No, because it was so predictable. It wasn’t surprising to me or anybody else. I think what got lost in it was the subject matter. And Phillip was clearly struggling with it as well. The reality for me is that this was what was interesting to me, and interesting to Phil. And this is what was interesting to Steve, and Kathryn, and David Nevins, and everyone else involved. Because they’re human they also struggle with these questions. It’s not something that ever comes up. And maybe in this supposed golden age of television we can do a show that doesn’t need 8 million Game of Thrones viewers to watch it. It just needs the right people to watch it.

So what would a Season 2 of HAPPYish look like?

Just to continue that journey. For Thom and Lee there’s the double-edged sword of a child. The yay/fuck thing. Pressures mount and a second kid means twice the cost and twice the need for income and his job is looking more and more precarious.
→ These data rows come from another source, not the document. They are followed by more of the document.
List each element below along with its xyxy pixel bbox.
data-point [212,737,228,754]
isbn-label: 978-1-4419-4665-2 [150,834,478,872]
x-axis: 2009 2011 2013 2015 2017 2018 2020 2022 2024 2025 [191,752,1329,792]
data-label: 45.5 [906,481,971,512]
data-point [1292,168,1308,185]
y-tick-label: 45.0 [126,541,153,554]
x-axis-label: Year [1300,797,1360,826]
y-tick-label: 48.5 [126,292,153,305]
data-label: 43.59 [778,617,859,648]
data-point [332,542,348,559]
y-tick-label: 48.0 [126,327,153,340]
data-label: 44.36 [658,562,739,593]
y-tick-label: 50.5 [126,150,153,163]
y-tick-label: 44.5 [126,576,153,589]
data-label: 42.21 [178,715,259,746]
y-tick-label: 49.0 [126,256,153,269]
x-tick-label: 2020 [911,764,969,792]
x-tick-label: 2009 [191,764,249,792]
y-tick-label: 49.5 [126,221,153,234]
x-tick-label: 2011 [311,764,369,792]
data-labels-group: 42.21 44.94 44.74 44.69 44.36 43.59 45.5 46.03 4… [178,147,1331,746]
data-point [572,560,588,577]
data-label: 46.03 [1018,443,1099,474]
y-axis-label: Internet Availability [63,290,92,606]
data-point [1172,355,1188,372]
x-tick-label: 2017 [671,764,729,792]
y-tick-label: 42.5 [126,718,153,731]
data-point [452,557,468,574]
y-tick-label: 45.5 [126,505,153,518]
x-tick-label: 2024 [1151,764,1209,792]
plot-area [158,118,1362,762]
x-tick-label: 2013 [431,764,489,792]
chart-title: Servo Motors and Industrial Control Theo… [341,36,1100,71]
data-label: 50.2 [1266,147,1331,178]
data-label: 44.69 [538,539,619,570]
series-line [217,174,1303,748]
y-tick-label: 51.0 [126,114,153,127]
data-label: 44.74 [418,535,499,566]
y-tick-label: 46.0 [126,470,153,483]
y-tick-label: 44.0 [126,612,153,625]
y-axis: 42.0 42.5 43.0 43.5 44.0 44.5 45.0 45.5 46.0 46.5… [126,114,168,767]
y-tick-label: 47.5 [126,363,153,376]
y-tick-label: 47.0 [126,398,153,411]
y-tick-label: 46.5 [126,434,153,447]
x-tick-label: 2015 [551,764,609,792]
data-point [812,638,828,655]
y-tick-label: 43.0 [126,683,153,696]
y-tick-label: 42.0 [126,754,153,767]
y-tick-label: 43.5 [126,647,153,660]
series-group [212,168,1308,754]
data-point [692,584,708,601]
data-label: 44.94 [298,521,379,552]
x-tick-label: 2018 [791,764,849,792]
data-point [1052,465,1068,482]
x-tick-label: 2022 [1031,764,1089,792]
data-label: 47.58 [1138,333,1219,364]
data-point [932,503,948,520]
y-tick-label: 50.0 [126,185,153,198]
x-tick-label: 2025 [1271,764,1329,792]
For me, first season was Thom boldly trying to move on and leave his job. Second season is him trying to hold on desperately to it, all the while things are getting progressively worse because of the stupidity of the culture.

Can anyone be happy? Or happyish?

I remember talking to Rob Reiner on set, and he said just hearing the show’s name, “Yes, that’s me.” He was really interested in that concept. He says one of the questions he asks people is, “On a scale of 1 to 100 where are you, happiness-wise?” And he was like, “I fucking hate people when they’re like, ’90.’ On my best day I’m barely 50. When my kids were born I was maybe scratching 60, 65, but at the end of the day I was back to 40.” I just think it will be more of trying to find them scratching their way out the best they can. And I think trying to find some peace being happyish. That’s always the thing. That’s my thing with all of it. If there’s a second season.

Do you have any sense of the likelihood of a second season?

Well…(laughs)…well…no, I don’t. But you know what? Fuck it. I’m going with optimism. I’m not going to be a curmudgeon. I’m not a downer. It’s a go! You can bank on it! There’s no way it’s not happening! That’s how positive I am! (Laughs) I even hate sounding that way.